I had gotten into running just before I was diagnosed and had even taken part in a few 10km races.  I really enjoyed it, I miss it and I often have dreams where I’m running again. I can’t run, my right leg feels like concrete and physically heavy if I try to run. I’m not confident to go walking on my own incase I stumble and trip over myself, something  I have done in the past.  If I do go walking, I certainly wouldn’t be walking quick enough to build up a sweat. So, what exercise could I do where I felt safe but still managed to build up a sweat and keep fit at the same time? 

Enter my spinning class - words I never thought would be uttered by me, never mind partake in. Even when I was in the whole of my health, I had done one class and swore blind I would never do it again. However, one very early morning I found myself mounting an exercise bike surrounded by many others. To say I was self conscious was an understatement but luckily it took place in a darkened room with blaring loud music. I was told to take it easy at first and gradually build myself up slowly. At first it was not plain sailing by any means. In one particular class while cycling standing up mid session, I got that ‘uh oh’ feeling and before I could react, my legs went to jelly and completely gave way. I could feel myself falling. I didn’t however fall off the bike because I was strapped in, so I just fell through the bike dangling by my feet from the pedals.

Thankfully I don’t get embarrassed, it is what it is. I actually felt more for the people around me as they didn’t know how to react! They just kept going as the poor instructor tried to conduct the class while attempting to loosen my feet off the pedals. You have to find the humour in everything. It didn’t deter me, so I got back on the bike and as the classes and week progressed I could feel the strength in my legs build and I felt wonderful for it. I really began to notice a difference in my walking in general, my legs were less tired and my muscles were stronger so taking the stairs and walking uphill began to feel easier. Not only was I stronger, I felt great in myself for having the discipline to get up extra early to do a 7am class. Again, don’t get me wrong, I could easily find myself back in bed by 9am fast asleep some days but it was in the knowledge that I had done my exercise which I knew could only benefit me.
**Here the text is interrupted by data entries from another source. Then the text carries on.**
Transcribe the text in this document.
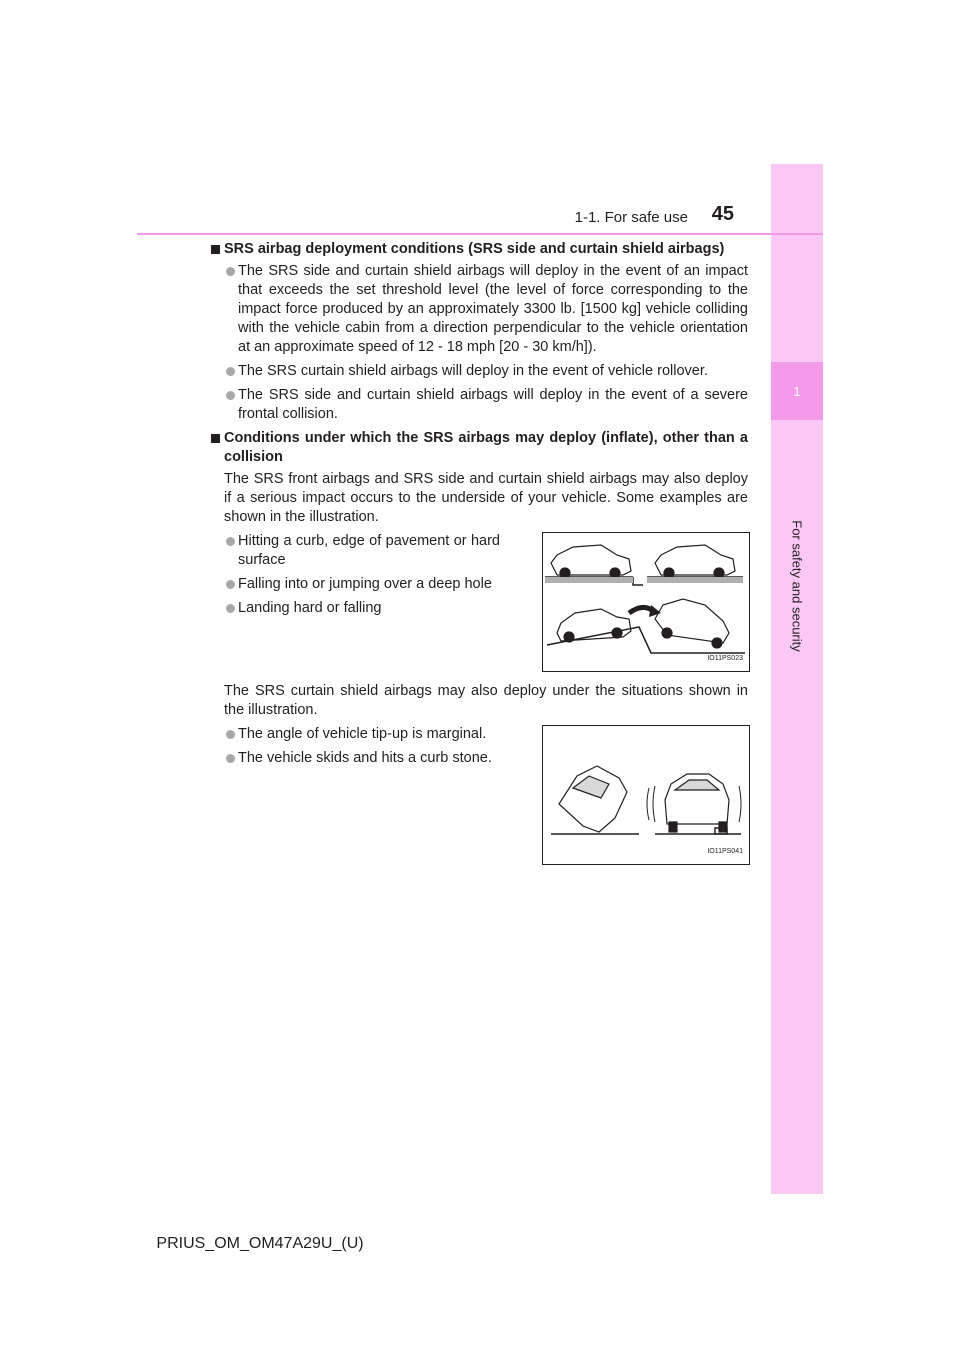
1
For safety and security
1-1. For safe use 45
SRS airbag deployment conditions (SRS side and curtain shield airbags)
The SRS side and curtain shield airbags will deploy in the event of an impact that exceeds the set threshold level (the level of force corresponding to the impact force produced by an approximately 3300 lb. [1500 kg] vehicle colliding with the vehicle cabin from a direction perpendicular to the vehicle orientation at an approximate speed of 12 - 18 mph [20 - 30 km/h]).
The SRS curtain shield airbags will deploy in the event of vehicle rollover.
The SRS side and curtain shield airbags will deploy in the event of a severe frontal collision.
Conditions under which the SRS airbags may deploy (inflate), other than a collision
The SRS front airbags and SRS side and curtain shield airbags may also deploy if a serious impact occurs to the underside of your vehicle. Some examples are shown in the illustration.
Hitting a curb, edge of pavement or hard surface
Falling into or jumping over a deep hole
Landing hard or falling
IO11PS023
The SRS curtain shield airbags may also deploy under the situations shown in the illustration.
The angle of vehicle tip-up is marginal.
The vehicle skids and hits a curb stone.
IO11PS041
PRIUS_OM_OM47A29U_(U)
Everything was going great but then Covid hit and everything closed. In the beginning I kept up some walking and even did a few weights but as the lockdowns continued the exercise went by the waste side. I could really feel it, I was more out of puff, the stairs became harder and the walks became shorter. Energy creates energy.

Thankfully I have now rejoined my spinning class and slowly but surely, I’m building myself up once again. I’ve been here before so I know what I’ll get from it once I persist; I’ll get stronger and have a lot more energy. It might be hard sometimes but it’s worth it.